When you are using the razor edged obsidian blade, it is of the utmost importance to have a steady hand guiding it. Today is that day, the day when the sharp blade of the knife cuts with a stable certainty.
Whether it is a way of creating beauty or bringing harmony into the world through decisive action, today is a wonderful day to be wielding the blade. It has enough power behind it to complete the task with certainty, but not too much so as to cause collateral damage. It is a day which brings the ultimate stability of the number 6 together with the healing ability of Tijax to bring true resolution of duality.
Tijax can have a fanatical energy, rushing off on the next quest, determined to rid the world of that which causes it offence. The 6 turns the fanatical crusader into a wiser warrior, helping us to understand when to stop, and which causes are really worth fighting for. It gives us a wonderful degree of discernment, it can guide you to make the right cuts in order to lighten your load. Tijax’s eye for beauty can be trusted, it can be used to cut away the superfluous and bring out the true divinity.
Today is a day of editing, a day to bring healing through precise cuts. It is a day to bring stability to your life by gently but firmly removing that which no longer serves you. After all, today the movement of the blade is guided by the Heart of the Sky, Heart of the Earth and the four directions.
The nawal Tijax is often thought of as an obsidian blade or knife. How the blade is used depends on the intention of the person wielding it. It can be wielded by a warrior or by a surgeon. These would seem like opposite ends of the spectrum, but where Tijax is concerned the aim is the same – healing.
Tijax is the nawal of the holy warrior. In the Mayan book of creation , the Popol Vuh, the first act of the hero twins was a mission given to them by the Heart of the Sky to rid the world of the false gods Seven Macaw, Zipacna and Earthquake. This is their quest, their crusade, and is represented by Tijax. They then sacrifice themselves in the underworld (Kame) and are resurrected with magical abilities (Ix). By destroying the false gods, the twins brought balance to the world, and helped mankind, they brought healing to the world. They cut out that which caused disease, exactly as a surgeon would do.

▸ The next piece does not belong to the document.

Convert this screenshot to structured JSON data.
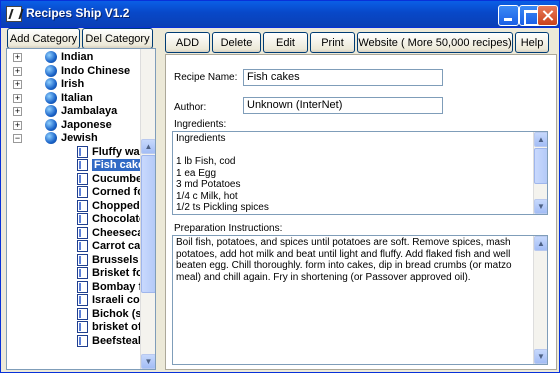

Tijax is celebrated as a day of healers, particularly what could be seen as the masculine aspect of healing. It is a day of crusading, of standing up for what is right. It has a tenacity to it, it is sometimes belligerent, it will not be stopped in its quest. It is the healer who refuses to give up on finding a cure. Tijax gives powers of discernment and refinement. Just as the surgeons scalpel cuts away disease and the warriors blade dispatches the evil, the sculptors chisel creates beauty by remodelling the base material. It is a day of alchemy, both internal and external, turning the ordinary into the divine.
The number six is said to be the number of ultimate stability. It is the first of the three middle numbers of the cycle, the balance point neither too strong nor too weak. It is a day frequently used for ceremony thanks to its conducive energy. It represents the four directions with the Heart of the Sky and the Heart of the Earth. It also represents family, relating to the six qualities that nourish and hold families together – health, understanding, property, employment, friendship and actions.